Abstract The time-averaged aerodynamics of a high-speed low-pressure turbine (LPT) cascade were investigated under the impact of unsteady wakes and purge flows. The tests were performed at an outlet Mach (M) and Reynolds numbers (Re) of 0.90 and 70 k, respectively. Unsteady wakes were simulated by means of a spoked-wheel type wake generator (WG), and a reduced frequency of 0.95 was achieved. The development of a purge flow system to operate at low-pressure levels is presented alongside guidelines for the operation of the circuit. The new purge system was commissioned in terms of its long-term stability and flow uniformity at the cascade inlet.
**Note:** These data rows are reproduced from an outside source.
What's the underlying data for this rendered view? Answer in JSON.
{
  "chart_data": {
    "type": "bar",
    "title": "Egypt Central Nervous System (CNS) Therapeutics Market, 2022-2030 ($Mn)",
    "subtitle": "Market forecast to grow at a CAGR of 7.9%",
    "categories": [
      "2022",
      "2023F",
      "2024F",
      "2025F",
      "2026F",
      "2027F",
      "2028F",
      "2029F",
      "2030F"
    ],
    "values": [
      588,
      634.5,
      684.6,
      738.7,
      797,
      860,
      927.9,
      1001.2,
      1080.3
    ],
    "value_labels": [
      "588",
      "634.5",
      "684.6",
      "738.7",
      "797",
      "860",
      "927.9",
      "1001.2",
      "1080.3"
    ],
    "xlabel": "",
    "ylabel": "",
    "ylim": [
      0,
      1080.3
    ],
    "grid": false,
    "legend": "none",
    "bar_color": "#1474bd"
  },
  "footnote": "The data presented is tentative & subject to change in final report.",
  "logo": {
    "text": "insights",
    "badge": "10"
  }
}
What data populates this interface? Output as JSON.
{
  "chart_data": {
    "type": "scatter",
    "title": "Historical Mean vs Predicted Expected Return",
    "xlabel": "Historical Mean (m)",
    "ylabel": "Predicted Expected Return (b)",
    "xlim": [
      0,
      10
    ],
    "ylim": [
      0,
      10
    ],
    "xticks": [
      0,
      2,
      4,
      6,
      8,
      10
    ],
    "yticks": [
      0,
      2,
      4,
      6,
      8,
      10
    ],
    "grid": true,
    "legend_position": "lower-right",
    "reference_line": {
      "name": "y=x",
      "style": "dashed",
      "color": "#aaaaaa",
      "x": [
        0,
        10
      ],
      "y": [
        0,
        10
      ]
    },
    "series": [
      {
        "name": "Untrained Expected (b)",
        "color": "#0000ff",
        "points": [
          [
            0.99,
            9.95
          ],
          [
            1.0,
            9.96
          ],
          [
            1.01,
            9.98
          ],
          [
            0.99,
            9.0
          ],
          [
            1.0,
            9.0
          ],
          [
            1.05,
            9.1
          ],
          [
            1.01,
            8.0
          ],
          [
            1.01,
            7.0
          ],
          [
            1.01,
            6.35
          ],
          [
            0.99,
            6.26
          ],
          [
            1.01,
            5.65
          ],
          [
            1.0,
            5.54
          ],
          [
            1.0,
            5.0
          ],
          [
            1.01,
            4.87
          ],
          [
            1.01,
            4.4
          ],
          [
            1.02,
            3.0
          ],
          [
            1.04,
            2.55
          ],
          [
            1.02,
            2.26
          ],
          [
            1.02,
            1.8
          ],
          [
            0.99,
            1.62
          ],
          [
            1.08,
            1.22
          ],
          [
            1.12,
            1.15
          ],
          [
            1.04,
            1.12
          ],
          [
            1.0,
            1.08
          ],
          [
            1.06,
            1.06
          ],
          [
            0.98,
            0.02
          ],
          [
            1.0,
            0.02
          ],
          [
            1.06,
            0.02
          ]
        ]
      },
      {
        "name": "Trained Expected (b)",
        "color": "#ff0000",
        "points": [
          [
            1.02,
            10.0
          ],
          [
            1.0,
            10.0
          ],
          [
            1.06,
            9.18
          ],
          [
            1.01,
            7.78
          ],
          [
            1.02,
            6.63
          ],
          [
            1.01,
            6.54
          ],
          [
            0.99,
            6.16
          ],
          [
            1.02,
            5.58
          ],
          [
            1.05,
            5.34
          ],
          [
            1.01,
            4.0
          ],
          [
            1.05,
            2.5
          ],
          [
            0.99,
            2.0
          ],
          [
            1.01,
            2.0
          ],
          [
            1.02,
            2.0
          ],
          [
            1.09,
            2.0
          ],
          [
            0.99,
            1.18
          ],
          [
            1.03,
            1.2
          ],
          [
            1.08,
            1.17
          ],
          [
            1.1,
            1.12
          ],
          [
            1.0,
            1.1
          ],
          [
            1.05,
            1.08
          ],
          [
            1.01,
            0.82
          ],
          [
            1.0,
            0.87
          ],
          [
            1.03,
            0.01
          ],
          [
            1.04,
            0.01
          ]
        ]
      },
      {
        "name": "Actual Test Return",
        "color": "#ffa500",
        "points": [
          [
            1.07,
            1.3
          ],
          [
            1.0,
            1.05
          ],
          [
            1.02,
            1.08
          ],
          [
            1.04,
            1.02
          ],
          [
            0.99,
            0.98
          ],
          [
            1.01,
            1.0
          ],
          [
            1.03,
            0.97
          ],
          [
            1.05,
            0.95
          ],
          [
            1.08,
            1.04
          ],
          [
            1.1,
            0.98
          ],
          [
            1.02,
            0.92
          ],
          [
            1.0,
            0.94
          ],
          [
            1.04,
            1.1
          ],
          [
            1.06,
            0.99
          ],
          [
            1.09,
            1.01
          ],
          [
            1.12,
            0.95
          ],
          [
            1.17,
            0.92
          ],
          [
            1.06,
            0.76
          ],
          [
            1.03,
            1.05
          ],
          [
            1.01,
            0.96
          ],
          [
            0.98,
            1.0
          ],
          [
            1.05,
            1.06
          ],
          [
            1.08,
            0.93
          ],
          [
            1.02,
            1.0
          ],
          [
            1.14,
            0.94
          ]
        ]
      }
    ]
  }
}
The impact of varying purge flows from a cavity versus a flat endwall was assessed by means of static pressure measurements on the blade pressure side (PS) and suction side (SS) and traverses performed downstream with a miniaturized multi-hole probe. Differences in the secondary flow structures resultant from injecting purge flow into the flowfield are observed, namely, the intensification of the trailing shed vortex (TSV) and passage vortex (PV) that is also displaced away from the endwall. An increase of the endwall losses occurs as the flat endwall was replaced with a cavity geometry and the cavity purge flowrate increases.